Solidão dançante.docx

Foto: Canva

Em lótus no tapete da sala, mato o tédio arrancando o rótulo da cerveja long neck suada enquanto espero algum papo voltar a acontecer. 

Desde que cheguei na casa de Luca, abandonei o celular carregando no escritório e me juntei ao resto da galera, na sala. As azeitonas e os pedaços de queijo servidos na mesinha de centro não chegaram a acabar pro timbre de Billy Idol ser o único ecoando no apê. 

Ao redor da mesa as telas iluminam os rostos dos meus amigos calados. Luca digita e aguarda e digita e aguarda e digita e aguarda, entretido em uma conversa sei lá com quem. Plínio tem o corpo mais largado no tapete e só desliza o indicador pelo celular num eterno consumo de nada. Eu já tirei o rótulo inteiro da garrafa e Fer nem notou pra reclamar dos farelos de cola e papel – se perdeu sugada numa thread do twitter.    

Levanto para buscar outra cerveja e pergunto quem mais quer. Ninguém vira a cabeça e Plínio dá duas estaladas de dedo no ar seguida de “eu”. Entrego a garrafa pra Plínio e ele só bate um brinde e volta pro celular.  
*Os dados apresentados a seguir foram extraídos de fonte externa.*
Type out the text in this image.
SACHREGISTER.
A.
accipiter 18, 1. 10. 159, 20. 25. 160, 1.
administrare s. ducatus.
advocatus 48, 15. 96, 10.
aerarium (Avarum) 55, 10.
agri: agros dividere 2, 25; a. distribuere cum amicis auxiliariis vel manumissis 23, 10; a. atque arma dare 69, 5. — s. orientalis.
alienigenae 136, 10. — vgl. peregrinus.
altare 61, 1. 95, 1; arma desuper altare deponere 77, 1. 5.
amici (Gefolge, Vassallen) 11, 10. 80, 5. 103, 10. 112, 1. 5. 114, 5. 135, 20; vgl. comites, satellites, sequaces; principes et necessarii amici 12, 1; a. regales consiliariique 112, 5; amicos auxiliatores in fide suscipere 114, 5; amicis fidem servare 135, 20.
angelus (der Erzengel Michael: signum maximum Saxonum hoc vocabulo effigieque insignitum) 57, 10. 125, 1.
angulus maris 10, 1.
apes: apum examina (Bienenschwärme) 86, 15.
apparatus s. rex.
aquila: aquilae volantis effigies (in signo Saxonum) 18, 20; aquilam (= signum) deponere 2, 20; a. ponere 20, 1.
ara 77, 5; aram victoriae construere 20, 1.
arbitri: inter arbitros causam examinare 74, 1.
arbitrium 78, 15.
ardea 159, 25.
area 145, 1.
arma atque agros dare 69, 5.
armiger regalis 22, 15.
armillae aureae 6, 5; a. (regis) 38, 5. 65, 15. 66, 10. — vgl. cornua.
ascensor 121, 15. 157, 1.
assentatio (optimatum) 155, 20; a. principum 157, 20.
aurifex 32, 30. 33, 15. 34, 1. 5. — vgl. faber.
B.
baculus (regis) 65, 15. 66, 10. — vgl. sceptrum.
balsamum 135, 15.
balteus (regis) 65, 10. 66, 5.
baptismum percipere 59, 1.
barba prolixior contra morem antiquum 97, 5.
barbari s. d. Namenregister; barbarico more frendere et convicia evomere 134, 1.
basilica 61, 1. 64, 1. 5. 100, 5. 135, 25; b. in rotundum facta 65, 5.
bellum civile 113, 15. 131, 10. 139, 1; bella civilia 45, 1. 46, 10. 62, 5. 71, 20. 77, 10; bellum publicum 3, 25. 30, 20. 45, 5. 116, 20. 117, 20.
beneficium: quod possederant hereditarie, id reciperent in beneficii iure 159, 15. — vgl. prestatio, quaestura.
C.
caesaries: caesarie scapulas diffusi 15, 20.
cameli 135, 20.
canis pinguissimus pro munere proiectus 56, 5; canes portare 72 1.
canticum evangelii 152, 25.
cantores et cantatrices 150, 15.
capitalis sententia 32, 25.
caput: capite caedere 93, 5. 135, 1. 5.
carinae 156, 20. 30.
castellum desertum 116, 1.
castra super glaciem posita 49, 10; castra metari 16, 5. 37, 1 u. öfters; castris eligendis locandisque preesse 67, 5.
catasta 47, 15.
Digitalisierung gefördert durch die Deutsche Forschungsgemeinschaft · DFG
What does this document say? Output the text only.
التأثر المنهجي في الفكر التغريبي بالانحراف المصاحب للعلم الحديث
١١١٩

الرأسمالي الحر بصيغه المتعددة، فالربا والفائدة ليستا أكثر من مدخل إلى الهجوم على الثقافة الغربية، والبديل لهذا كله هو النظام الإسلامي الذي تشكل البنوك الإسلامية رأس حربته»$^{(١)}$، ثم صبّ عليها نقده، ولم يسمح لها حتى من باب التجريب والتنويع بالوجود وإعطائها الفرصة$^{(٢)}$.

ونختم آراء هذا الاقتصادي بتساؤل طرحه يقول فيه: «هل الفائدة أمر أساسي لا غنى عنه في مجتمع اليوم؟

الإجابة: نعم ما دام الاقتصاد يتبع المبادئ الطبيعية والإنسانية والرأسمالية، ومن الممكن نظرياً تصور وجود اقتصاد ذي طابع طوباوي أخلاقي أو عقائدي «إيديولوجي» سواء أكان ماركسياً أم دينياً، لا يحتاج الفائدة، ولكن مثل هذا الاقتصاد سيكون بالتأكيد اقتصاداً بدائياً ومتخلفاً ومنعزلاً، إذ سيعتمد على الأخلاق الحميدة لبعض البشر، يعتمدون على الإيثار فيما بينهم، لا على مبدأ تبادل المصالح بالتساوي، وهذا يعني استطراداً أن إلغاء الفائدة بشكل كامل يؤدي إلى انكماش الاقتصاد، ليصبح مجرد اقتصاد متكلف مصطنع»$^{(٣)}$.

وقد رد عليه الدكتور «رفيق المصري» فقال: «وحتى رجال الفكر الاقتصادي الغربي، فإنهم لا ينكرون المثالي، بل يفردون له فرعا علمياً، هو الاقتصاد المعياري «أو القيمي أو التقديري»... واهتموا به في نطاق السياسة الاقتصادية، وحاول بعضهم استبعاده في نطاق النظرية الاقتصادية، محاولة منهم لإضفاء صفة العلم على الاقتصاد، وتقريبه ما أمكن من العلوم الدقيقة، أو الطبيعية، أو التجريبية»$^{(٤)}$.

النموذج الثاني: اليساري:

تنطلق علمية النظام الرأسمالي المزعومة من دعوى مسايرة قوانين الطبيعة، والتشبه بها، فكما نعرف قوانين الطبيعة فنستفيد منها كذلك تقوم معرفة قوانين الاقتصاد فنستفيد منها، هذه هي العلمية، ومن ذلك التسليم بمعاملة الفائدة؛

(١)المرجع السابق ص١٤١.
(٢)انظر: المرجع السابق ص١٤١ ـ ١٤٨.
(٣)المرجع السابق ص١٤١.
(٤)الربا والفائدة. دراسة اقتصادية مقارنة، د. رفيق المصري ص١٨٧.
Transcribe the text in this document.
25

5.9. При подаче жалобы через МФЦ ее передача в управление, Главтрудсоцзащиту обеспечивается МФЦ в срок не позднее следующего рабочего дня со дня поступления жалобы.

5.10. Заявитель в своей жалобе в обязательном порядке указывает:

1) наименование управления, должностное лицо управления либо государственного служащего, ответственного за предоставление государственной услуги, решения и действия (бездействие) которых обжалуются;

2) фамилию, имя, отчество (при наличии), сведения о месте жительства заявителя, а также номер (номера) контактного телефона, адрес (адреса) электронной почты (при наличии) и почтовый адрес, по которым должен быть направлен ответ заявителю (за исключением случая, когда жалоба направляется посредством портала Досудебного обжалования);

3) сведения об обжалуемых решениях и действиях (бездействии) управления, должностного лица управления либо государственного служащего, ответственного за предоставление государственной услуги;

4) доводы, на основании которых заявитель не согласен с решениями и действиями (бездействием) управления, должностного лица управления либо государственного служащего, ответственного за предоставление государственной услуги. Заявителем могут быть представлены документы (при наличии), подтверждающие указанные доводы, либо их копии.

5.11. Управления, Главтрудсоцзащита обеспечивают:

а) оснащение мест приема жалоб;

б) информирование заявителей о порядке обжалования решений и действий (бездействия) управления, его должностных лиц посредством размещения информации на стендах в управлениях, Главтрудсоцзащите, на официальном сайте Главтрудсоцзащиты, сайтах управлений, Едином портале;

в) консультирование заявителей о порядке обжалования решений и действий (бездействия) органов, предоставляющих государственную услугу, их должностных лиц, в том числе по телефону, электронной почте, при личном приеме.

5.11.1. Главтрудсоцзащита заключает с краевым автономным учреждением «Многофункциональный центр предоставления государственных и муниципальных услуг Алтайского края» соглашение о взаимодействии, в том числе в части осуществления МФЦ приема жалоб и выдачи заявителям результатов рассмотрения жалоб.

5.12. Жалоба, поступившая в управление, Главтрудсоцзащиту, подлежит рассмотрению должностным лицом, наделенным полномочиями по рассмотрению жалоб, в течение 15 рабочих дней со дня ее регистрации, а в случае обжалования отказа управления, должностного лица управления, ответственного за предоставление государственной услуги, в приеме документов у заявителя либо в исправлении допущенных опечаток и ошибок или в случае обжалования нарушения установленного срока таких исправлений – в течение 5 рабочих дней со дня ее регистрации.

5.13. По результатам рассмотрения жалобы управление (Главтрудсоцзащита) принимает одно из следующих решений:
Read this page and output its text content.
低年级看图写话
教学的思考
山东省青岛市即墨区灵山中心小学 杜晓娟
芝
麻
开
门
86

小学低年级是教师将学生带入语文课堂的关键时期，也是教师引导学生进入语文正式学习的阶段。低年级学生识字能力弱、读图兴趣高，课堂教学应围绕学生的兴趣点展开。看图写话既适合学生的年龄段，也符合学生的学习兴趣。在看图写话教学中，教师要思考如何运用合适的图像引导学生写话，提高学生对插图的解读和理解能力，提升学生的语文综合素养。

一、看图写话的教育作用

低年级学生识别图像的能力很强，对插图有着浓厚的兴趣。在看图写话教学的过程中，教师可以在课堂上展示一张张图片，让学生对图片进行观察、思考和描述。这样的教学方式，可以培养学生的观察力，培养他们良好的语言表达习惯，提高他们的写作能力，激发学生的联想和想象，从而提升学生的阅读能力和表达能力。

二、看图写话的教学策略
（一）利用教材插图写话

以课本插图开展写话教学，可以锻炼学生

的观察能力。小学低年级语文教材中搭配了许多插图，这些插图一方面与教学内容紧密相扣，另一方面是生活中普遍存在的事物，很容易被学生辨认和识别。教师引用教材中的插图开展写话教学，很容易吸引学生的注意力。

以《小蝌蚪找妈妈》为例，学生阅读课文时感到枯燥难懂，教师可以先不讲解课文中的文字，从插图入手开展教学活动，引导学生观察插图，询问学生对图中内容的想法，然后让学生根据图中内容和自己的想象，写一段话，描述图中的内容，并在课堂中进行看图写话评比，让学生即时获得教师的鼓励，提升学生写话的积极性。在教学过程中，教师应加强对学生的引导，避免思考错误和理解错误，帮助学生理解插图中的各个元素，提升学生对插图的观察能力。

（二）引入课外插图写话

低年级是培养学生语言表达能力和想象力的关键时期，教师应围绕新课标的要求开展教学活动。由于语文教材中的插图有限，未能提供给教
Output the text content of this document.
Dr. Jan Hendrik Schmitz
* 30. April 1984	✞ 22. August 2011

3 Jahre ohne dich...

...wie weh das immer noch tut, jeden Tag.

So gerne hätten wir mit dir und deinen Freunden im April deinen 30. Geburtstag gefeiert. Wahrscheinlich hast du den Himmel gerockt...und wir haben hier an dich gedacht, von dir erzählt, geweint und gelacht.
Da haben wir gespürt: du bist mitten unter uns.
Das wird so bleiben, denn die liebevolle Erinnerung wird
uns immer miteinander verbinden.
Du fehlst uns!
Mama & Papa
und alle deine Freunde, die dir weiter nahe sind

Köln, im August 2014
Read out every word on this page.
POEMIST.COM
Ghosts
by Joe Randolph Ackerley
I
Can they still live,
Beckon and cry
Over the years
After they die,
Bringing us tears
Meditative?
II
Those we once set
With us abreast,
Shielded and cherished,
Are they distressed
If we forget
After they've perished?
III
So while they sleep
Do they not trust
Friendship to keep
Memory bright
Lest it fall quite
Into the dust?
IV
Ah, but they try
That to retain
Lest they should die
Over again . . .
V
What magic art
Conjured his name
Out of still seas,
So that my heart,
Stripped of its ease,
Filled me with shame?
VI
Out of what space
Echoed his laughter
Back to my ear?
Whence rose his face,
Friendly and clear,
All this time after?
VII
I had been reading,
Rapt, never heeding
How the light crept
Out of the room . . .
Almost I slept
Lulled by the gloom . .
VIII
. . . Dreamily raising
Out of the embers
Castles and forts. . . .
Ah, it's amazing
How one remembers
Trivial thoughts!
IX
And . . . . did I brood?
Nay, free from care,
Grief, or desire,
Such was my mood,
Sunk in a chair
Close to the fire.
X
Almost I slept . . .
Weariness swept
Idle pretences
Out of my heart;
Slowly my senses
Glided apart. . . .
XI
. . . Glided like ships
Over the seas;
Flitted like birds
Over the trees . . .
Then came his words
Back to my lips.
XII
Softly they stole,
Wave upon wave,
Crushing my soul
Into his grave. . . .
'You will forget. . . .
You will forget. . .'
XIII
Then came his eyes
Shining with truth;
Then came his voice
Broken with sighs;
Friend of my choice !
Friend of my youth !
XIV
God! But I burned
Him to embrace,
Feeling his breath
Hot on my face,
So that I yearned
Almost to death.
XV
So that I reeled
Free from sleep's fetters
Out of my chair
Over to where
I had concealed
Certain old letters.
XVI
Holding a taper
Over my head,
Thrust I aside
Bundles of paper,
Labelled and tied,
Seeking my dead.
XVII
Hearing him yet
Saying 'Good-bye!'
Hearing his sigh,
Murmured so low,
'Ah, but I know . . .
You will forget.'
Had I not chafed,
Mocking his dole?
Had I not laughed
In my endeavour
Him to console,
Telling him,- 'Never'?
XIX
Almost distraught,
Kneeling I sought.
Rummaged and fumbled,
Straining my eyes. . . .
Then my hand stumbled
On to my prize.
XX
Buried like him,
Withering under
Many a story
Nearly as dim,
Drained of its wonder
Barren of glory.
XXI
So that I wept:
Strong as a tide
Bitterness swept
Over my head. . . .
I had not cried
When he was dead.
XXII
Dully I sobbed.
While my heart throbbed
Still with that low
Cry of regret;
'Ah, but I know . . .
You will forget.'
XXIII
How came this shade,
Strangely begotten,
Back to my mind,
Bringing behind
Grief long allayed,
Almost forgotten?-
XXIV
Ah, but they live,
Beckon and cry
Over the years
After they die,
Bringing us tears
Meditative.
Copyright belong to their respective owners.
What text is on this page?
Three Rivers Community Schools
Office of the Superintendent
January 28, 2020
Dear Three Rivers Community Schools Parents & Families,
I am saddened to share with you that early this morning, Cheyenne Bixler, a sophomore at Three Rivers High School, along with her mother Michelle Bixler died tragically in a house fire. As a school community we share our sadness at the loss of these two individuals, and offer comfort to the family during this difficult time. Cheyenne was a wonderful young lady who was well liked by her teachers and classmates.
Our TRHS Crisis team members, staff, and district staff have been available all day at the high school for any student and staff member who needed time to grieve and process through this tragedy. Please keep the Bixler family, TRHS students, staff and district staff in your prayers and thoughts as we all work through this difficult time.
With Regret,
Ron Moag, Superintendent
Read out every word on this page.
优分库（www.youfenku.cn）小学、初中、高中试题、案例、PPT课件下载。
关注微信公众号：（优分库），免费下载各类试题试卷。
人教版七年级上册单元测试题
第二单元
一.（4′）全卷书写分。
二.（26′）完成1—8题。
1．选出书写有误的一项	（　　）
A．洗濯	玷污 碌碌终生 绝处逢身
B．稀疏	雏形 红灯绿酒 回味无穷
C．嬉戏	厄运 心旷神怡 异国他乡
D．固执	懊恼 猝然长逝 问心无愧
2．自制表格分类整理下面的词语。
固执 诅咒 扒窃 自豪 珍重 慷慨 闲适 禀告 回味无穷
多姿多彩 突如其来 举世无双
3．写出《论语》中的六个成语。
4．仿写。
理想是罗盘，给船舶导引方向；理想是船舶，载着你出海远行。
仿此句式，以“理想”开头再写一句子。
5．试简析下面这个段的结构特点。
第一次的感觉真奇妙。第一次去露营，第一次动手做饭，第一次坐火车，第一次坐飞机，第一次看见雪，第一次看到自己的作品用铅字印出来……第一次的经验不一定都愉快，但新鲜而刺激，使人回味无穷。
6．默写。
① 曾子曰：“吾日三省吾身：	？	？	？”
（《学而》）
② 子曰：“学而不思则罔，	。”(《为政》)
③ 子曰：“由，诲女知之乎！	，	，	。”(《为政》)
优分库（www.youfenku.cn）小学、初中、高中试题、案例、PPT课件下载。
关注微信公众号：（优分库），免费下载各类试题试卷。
Procuro manchas no teto já cansada do silêncio de Billy. Antes de começar a descascar o novo rótulo, tento uma puxada de papo com Fer. Mas dura bem uns três goles de bera e logo já perco sua atenção pra uma nova notificação que ela atende de pronto. 

Fico tentando lembrar da última vez que estive assim, realmente sozinha. É quando Dancing with myself começa a sair da caixinha de som e minha cabeça, pescoço e ombros marcam o ritmo da batida. E sem perceber, me pego torcendo pro meu celular não carregar nunca mais.